Mais même s’ils partagent un lien historique, les pays de Visegrad font de leur mieux pour s’assurer que l’arrivée de Bucarest et Sofia ne se fera pas à leur détriment. Les négociations concernant le budget européen 2007-2013 ont déjà débuté et les petits nouveaux devront batailler ferme avec les Etats fondateurs pour obtenir une part acceptable du gâteau européen. En conséquence, la consolidation rapide du budget est une priorité pour la République tchèque, la Hongrie, la Pologne et la Slovaquie qui craignent de recevoir moins d’aides, une fois passé le cap 2007.

Le groupe de Visegrad redoute également que l’entrée de la Roumanie et de la Bulgarie ne signifie pour eux une baisse de compétitivité. Selon Eurostat, le taux de croissance économique de la Roumanie et de la Bulgarie est près de 2 % supérieur à celui de la région de Visegrad. De plus, les coûts de main d’œuvre et la fiscalité y sont encore plus faibles que chez les jeunes membres de l’Union. Pour atténuer ces craintes, il est bon de jeter un œil au dernier rapport de la CNUCED (Conférence des Nations Unies sur le Commerce et le Développement). Il montre que l’arrivée des capitaux étrangers dans les 10 nouveaux Etats membres a augmenté de 69 % depuis leur adhésion à l’Union européenne.
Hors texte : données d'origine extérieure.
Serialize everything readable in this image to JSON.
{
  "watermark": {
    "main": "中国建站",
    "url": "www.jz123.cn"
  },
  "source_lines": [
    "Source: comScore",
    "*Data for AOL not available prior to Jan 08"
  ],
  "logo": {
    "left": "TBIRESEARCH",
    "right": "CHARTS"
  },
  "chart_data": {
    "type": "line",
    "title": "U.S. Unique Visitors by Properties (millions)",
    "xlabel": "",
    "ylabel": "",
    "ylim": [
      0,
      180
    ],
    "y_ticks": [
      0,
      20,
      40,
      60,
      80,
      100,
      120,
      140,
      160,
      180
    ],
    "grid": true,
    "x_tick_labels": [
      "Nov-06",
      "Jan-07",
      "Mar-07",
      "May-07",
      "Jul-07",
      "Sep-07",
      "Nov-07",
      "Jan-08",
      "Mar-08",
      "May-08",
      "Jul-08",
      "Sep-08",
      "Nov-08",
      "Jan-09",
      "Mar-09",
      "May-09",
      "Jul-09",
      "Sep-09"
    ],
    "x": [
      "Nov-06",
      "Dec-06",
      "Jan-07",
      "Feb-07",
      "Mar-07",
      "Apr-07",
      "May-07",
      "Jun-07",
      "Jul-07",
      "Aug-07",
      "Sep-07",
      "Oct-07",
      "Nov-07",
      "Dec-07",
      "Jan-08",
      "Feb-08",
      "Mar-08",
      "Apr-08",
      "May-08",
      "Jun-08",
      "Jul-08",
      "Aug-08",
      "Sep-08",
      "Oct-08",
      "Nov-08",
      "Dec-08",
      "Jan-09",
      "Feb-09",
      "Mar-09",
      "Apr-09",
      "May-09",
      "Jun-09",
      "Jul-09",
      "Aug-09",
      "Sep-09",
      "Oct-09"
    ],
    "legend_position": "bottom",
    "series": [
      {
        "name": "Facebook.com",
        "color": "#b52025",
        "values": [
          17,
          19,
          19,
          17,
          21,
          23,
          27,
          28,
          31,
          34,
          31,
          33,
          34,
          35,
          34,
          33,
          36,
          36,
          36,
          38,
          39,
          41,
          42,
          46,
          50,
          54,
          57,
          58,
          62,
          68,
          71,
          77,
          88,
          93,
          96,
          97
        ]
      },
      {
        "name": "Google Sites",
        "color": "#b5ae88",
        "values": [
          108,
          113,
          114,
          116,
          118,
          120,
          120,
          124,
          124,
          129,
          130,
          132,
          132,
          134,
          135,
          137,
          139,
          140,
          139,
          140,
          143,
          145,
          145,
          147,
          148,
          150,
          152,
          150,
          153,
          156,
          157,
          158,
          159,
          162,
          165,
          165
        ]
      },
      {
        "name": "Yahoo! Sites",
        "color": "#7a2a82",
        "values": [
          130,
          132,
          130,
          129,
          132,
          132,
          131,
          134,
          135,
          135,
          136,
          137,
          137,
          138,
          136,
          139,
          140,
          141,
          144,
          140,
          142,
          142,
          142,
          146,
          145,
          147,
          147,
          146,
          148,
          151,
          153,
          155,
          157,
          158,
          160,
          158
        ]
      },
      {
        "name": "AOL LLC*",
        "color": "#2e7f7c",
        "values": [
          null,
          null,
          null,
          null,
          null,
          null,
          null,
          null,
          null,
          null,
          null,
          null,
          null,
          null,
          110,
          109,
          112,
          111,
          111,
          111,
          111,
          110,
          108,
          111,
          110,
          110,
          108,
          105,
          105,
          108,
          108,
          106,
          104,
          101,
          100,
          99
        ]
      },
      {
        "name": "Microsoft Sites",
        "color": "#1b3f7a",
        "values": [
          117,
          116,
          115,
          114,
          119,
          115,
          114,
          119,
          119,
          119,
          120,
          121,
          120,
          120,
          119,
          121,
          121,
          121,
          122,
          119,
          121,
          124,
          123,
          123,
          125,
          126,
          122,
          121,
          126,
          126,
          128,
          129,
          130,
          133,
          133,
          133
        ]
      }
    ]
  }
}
Bien que les deux pays candidats à l’adhésion soient les principaux bénéficiaires des investissements étrangers directs en Europe du sud-est, ils ont moins la cote auprès des investisseurs que les nations du groupe de Visegrad.

Quelque soit l’issue des négociations budgétaires, il est clair que la Roumanie et la Bulgarie, à l'instar des autres nouveaux membres, recevront des coffres européens bien moins d’argent que les pays ayant intégré l’Union dans les années 80 et 90 (Grèce, Portugal, Espagne puis Autriche, Finlande et Suède). Comme le souligne M. Szent-Iványi, il est temps « pour les Etats membres de cesser de se chicaner pour quelques euros et de se rappeler leur but commun : accroître la compétitivité de la Communauté ».